With the support of the Legislature, Governor Chiles has put together a "bureaucracy busting" plan to bring flexibility and innovation to state government. Now, will it work?
Florida Governor Lawton Chiles was spending another day trying to explain his government restructuring plans to an audience of skeptical Tampa business leaders.
He reeled off dramatic changes proposed for state government:
* A plan in the works to break up the state's giant human services agency into 15 new districts more responsive to communities.
* An "education accountability" measure to bring control of schools closer to parents, teachers and school boards.
* Combining two administrative departments into one.
* Personnel system reforms to provide greater flexibility and make bureaucracy more responsive to the "customer."
And naturally he made a pitch for his $1.35 billion tax increase to finance an "investment budget" to drive this reinvented government.
"Reform state government before adding any new taxes," a businessman demanded.
Chiles was frustrated. What about the changes he had just described in human services, education, general government, civil service?
"What the hell do I have to do?" he pleaded.
What do politicians have to do to restore faith in the institutions they run? What set of government reforms will click? What new ways of doing business will make people think their government is back to tract, working for them and not against them?
In Florida, Chiles is blazing a trail that one way or another will answer the question. Over the next two years the Sunshine State is likely to show whether new theories of improving government can work in practice. Chiles' experiment may show whether there is practical use for the ideas put forth by David Osborne in his Laboratories of Democracy and picked up by everyone from the Democratic Leadership Council to Republican reformers. Or is it think tank gobbledygook?
Chiles has most of the parts in place. A few more have to be navigated through a mostly receptive Legislature. But the implementing stage lies ahead. And results of selling the program to the public have been no better than mixed. Chiles keeps battling a wary public, a restive Republican minority in the Legislature, a bitter reapportionment fight and a stubborn recession.
Campaign Trail to Executive Chair
The language of reform is lofty, going back to Chiles' 1990 campaign for governor. At the peak of his power but at the depth of despair over his inability to overcome congressional inertia on the budget deficit, he left behind his Senate seat and Budget Committee chairmanship and spent a year in semi-retirement.
He was lured back to politics to run against first-term Republican Governor Bob Martinez. And immediately "Walkin' Lawton," so named after his improbable walk across Florida won him the Senate election in 1970, began talking a strange new vision of "reinventing" government.

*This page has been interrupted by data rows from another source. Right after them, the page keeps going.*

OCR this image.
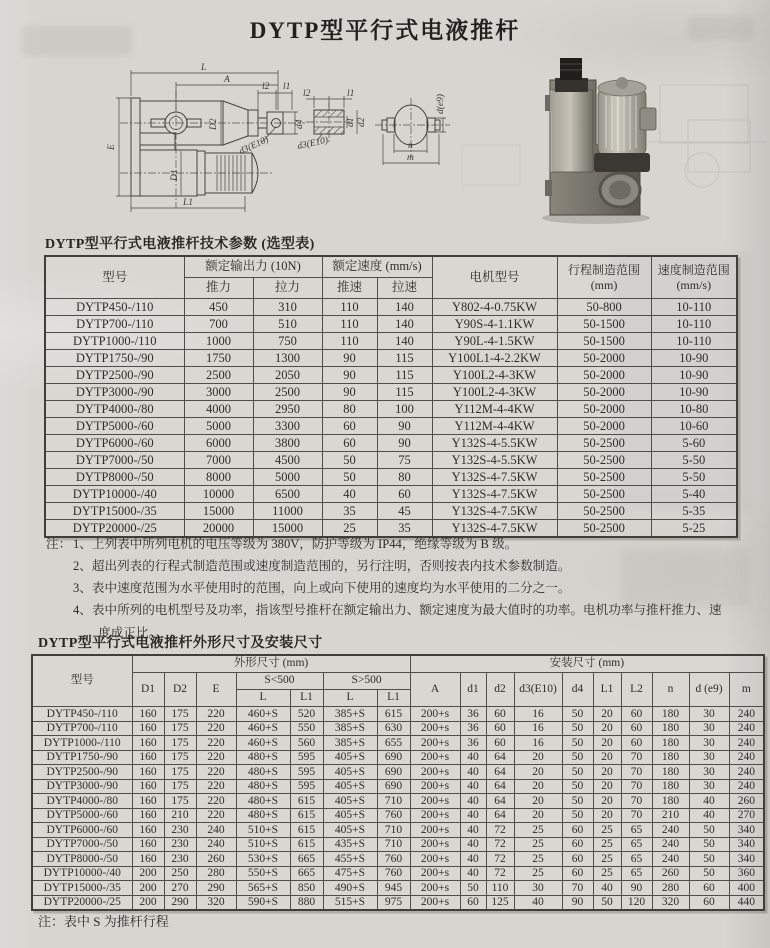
DYTP型平行式电液推杆
L
A
l2 l1
D2	d4
E
D1
L1
d3(E10)
l2	l1
d1 d2
d3(E10)
d(e9)
n
m
DYTP型平行式电液推杆技术参数 (选型表)
型号	额定输出力 (10N)		额定速度 (mm/s)		电机型号	行程制造范围
(mm)	速度制造范围
(mm/s)

	推力	拉力	推速	拉速			
DYTP450-/110	450	310	110	140	Y802-4-0.75KW	50-800	10-110
DYTP700-/110	700	510	110	140	Y90S-4-1.1KW	50-1500	10-110
DYTP1000-/110	1000	750	110	140	Y90L-4-1.5KW	50-1500	10-110
DYTP1750-/90	1750	1300	90	115	Y100L1-4-2.2KW	50-2000	10-90
DYTP2500-/90	2500	2050	90	115	Y100L2-4-3KW	50-2000	10-90
DYTP3000-/90	3000	2500	90	115	Y100L2-4-3KW	50-2000	10-90
DYTP4000-/80	4000	2950	80	100	Y112M-4-4KW	50-2000	10-80
DYTP5000-/60	5000	3300	60	90	Y112M-4-4KW	50-2000	10-60
DYTP6000-/60	6000	3800	60	90	Y132S-4-5.5KW	50-2500	5-60
DYTP7000-/50	7000	4500	50	75	Y132S-4-5.5KW	50-2500	5-50
DYTP8000-/50	8000	5000	50	80	Y132S-4-7.5KW	50-2500	5-50
DYTP10000-/40	10000	6500	40	60	Y132S-4-7.5KW	50-2500	5-40
DYTP15000-/35	15000	11000	35	45	Y132S-4-7.5KW	50-2500	5-35
DYTP20000-/25	20000	15000	25	35	Y132S-4-7.5KW	50-2500	5-25
注： 1、上列表中所列电机的电压等级为 380V，防护等级为 IP44，绝缘等级为 B 级。
2、超出列表的行程式制造范围或速度制造范围的，另行注明，否则按表内技术参数制造。
3、表中速度范围为水平使用时的范围，向上或向下使用的速度均为水平使用的二分之一。
4、表中所列的电机型号及功率，指该型号推杆在额定输出力、额定速度为最大值时的功率。电机功率与推杆推力、速度成正比。
DYTP型平行式电液推杆外形尺寸及安装尺寸
型号	外形尺寸 (mm)							安装尺寸 (mm)									
	D1	D2	E	S<500		S>500		A	d1	d2	d3(E10)	d4	L1	L2	n	d (e9)	m
				L	L1	L	L1										
DYTP450-/110	160	175	220	460+S	520	385+S	615	200+s	36	60	16	50	20	60	180	30	240
DYTP700-/110	160	175	220	460+S	550	385+S	630	200+s	36	60	16	50	20	60	180	30	240
DYTP1000-/110	160	175	220	460+S	560	385+S	655	200+s	36	60	16	50	20	60	180	30	240
DYTP1750-/90	160	175	220	480+S	595	405+S	690	200+s	40	64	20	50	20	70	180	30	240
DYTP2500-/90	160	175	220	480+S	595	405+S	690	200+s	40	64	20	50	20	70	180	30	240
DYTP3000-/90	160	175	220	480+S	595	405+S	690	200+s	40	64	20	50	20	70	180	30	240
DYTP4000-/80	160	175	220	480+S	615	405+S	710	200+s	40	64	20	50	20	70	180	40	260
DYTP5000-/60	160	210	220	480+S	615	405+S	760	200+s	40	64	20	50	20	70	210	40	270
DYTP6000-/60	160	230	240	510+S	615	405+S	710	200+s	40	72	25	60	25	65	240	50	340
DYTP7000-/50	160	230	240	510+S	615	435+S	710	200+s	40	72	25	60	25	65	240	50	340
DYTP8000-/50	160	230	260	530+S	665	455+S	760	200+s	40	72	25	60	25	65	240	50	340
DYTP10000-/40	200	250	280	550+S	665	475+S	760	200+s	40	72	25	60	25	65	260	50	360
DYTP15000-/35	200	270	290	565+S	850	490+S	945	200+s	50	110	30	70	40	90	280	60	400
DYTP20000-/25	200	290	320	590+S	880	515+S	975	200+s	60	125	40	90	50	120	320	60	440
注：表中 S 为推杆行程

"The difference between a crowd and a community is that in a crowd there is no covenant," said Chiles, 62. "People are standing next to each other, but they are looking out only for themselves. In a community, they recognize that all are diminished when one suffers, and that one cannot be deprived without depriving all."
Chiles won convincingly, then set out to turn Florida's government around. Now he was not one of 535, but was the executive at the top, the leader of 160 legislators, 136,000 state employees and 13 million Floridians.
Florida's government restructuring plans are made up of civil service changes, education reform, improved productivity, performance measurements, administrative streamlining and restructuring of the Department of Health and Rehabilitatives Services (HRS).